Le cahier de recettes du Delta du Danube
Le Delta du
Danube est le troisième grand delta d’Europe et le vingt-deuxième au monde. Sa
superficie augmente annuellement de 40 m² et
il abrite des écosystèmes naturels – aquatiques et terrestres – inscrits au
patrimoine de l’UNESCO. Plus récemment, le Delta du Danube a compté parmi les
11 zones protégées du monde choisies pour la Journée internationale de la
biodiversité 2019. Le thème de cette édition était : « Notre biodiversité,
notre nourriture, notre santé » et chaque participant a présenté la
recette d’un plat spécifique. Ce n’est donc pas étonnant que les recettes du
Delta du Danube soient devenues l’objet d’un projet de recherche, réalisé par
l’Association « Letea à l’UNESCO », en collaboration avec le Centre
pour les politiques durables Ecopolis et avec le concours de l’Administration
du fond culturel national (AFCN).
Ana-Maria Cononovici, 05.01.2021, 10:00
Le Delta du
Danube est le troisième grand delta d’Europe et le vingt-deuxième au monde. Sa
superficie augmente annuellement de 40 m² et
il abrite des écosystèmes naturels – aquatiques et terrestres – inscrits au
patrimoine de l’UNESCO. Plus récemment, le Delta du Danube a compté parmi les
11 zones protégées du monde choisies pour la Journée internationale de la
biodiversité 2019. Le thème de cette édition était : « Notre biodiversité,
notre nourriture, notre santé » et chaque participant a présenté la
recette d’un plat spécifique. Ce n’est donc pas étonnant que les recettes du
Delta du Danube soient devenues l’objet d’un projet de recherche, réalisé par
l’Association « Letea à l’UNESCO », en collaboration avec le Centre
pour les politiques durables Ecopolis et avec le concours de l’Administration
du fond culturel national (AFCN).
La coordinatrice du projet « Le cahier
de recettes du Delta », Loredana Pană, nous en parle : « Nous avons mis en œuvre le projet
cet été, dans l’une des communes les plus isolées du Delta :C.A.Rosetti. J’y suis allée
accompagnée du groupe Mixer, qui est constitué de deux artistes – Ana
Botezatu et Corina Bucea. Notre but était de réaliser une recherche sur le
terrain. Nous avons invité 10 femmes des 4 villages de la commune – Letea,
Periprava, Sfiștofca et Rosetti – et nous leur avons demandé de nous parler de
leur façon de faire la cuisine et de leurs recettes préférées. Nous avons voulu
savoir aussi quelle était l’origine des plats et comment elles avaient appris à
les préparer. Il est important de savoir que cette commune est caractérisée par
une grande diversité ethnique.
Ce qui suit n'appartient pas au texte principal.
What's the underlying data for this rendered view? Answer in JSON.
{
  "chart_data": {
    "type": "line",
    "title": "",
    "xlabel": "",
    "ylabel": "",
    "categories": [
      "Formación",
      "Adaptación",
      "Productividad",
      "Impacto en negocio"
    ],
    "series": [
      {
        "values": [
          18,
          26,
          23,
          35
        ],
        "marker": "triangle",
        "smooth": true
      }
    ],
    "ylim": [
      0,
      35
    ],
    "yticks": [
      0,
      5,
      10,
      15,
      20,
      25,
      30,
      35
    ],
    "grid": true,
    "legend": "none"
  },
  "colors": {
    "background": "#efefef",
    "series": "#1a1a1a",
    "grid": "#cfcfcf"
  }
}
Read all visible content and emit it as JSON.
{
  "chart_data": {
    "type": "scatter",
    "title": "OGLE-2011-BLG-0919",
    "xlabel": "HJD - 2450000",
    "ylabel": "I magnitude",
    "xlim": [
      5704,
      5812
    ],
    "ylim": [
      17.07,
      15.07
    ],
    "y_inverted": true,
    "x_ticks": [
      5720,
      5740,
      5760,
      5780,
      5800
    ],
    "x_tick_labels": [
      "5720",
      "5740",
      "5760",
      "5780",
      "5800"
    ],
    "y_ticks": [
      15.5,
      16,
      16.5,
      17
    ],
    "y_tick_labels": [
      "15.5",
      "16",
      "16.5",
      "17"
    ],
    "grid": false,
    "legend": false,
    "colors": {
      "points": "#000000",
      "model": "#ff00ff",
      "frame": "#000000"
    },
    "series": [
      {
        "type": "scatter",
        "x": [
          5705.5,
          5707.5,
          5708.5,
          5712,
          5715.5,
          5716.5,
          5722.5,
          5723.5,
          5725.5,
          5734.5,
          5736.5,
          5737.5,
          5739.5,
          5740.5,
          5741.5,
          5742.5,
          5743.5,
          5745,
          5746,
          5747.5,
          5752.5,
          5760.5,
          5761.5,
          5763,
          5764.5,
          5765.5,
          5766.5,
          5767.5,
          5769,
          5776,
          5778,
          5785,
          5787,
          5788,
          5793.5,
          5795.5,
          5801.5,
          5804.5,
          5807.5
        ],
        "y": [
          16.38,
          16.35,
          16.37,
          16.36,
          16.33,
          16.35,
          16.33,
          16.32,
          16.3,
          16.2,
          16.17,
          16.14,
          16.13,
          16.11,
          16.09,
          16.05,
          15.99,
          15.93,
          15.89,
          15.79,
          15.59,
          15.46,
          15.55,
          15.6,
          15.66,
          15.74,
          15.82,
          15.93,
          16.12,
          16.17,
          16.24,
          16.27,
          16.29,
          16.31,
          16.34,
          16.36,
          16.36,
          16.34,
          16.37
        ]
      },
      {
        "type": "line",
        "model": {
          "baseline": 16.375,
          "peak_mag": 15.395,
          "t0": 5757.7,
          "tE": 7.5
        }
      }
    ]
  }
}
Nous avons donc parlé à des membres de la
communauté des Ukrainiens, de la communauté des Russes lipovènes et de la
communauté des Roumains, en essayant de voir comment les recettes ont été
influencées par les différentes ethnies. Ce qui a confirmé l’existence d’une très
bonne communication entre ces groupes ethniques, et nous avons obtenu des
informations précieuses. Les résultats de notre recherche figurent sur la
plateforme du projet. »
Quels sont donc
les résultats de cette recherche minutieuse effectuée sur le terrain ? Loredana
Pană : « Il s’agit d’enregistrements
vidéo, de montages audio, de photos et d’extraits des entretiens que nous avons
eus avec ces femmes. Sur notre site est également à retrouver un cahier de 160
pages, que nous allons d’ailleurs faire imprimer, où nous avons inséré des
fragments de ces entretiens, des recettes, ainsi que des copies des cahiers de
recettes de nos interlocutrices, cahiers qui ont d’ailleurs constitué le point
de départ de notre dialogue. »
Sur le site se
retrouvent des photos de ces vieux cahiers de recettes écrites à la main, ainsi
que les recettes qu’ils contiennent : omelette économique à la levure,
pour obtenir une plus grande omelette en utilisant moins d’œufs, différents desserts
comme, par exemple, les bombons aux noix et les éclairs. Les recettes de plats spécifiques
de la région – à base de poisson, évidemment – ne manquent pas : pommes de
terre au four accompagnées d’œufs de poisson et de foie de maquereau ou bien
carpe grillée. L’idée de ce projet n’est pas nouvelle. Loredana Pană explique : « Cette idée est née d’un entretien
avec les artistes Ana Botezatu et Corina Bucea. Elles ont mis initialement en
œuvre ce projet dans la région de Cluj, en Transylvanie, et nous l’avons trouvé
excellent. Nous avons donc souhaité le continuer au Delta du Danube. Une
exposition était prévue à Bucarest et à Cluj, mais, malheureusement, dans les
conditions actuelles, ce n’était plus possible. Nous avons été obligées de tout
transférer en ligne, ce que je regrette beaucoup. Le bon côté de cette nouvelle
formule, c’est que les matériels seront ainsi archivés et le public aura libre
accès à tous les documents du projet. »
Nous avons
invité Loredana Pană à partager avec nous sa découverte du Delta : « Ce que j’ai toujours aimé et que
j’ai pu remarquer une fois de plus, c’est que le Delta a une certaine
fragilité. Le fait qu’il est la terre géographiquement la plus jeune du pays,
en train de se former, d’une année à l’autre, qu’il émerge, en fait, des eaux,
lui confère un charme à part. Et ce charme est à retrouver dans toutes les
traditions des gens des lieux – leur cuisine comprise. Par exemple, dans les
villages du Delta, les maisons sont toutes construites avec très peu de matériaux,
pour que, si le niveau des eaux monte, on puisse tout laisser et partir. Avec
la cuisine, c’est pareil. On prépare la nourriture avec très peu d’ingrédients.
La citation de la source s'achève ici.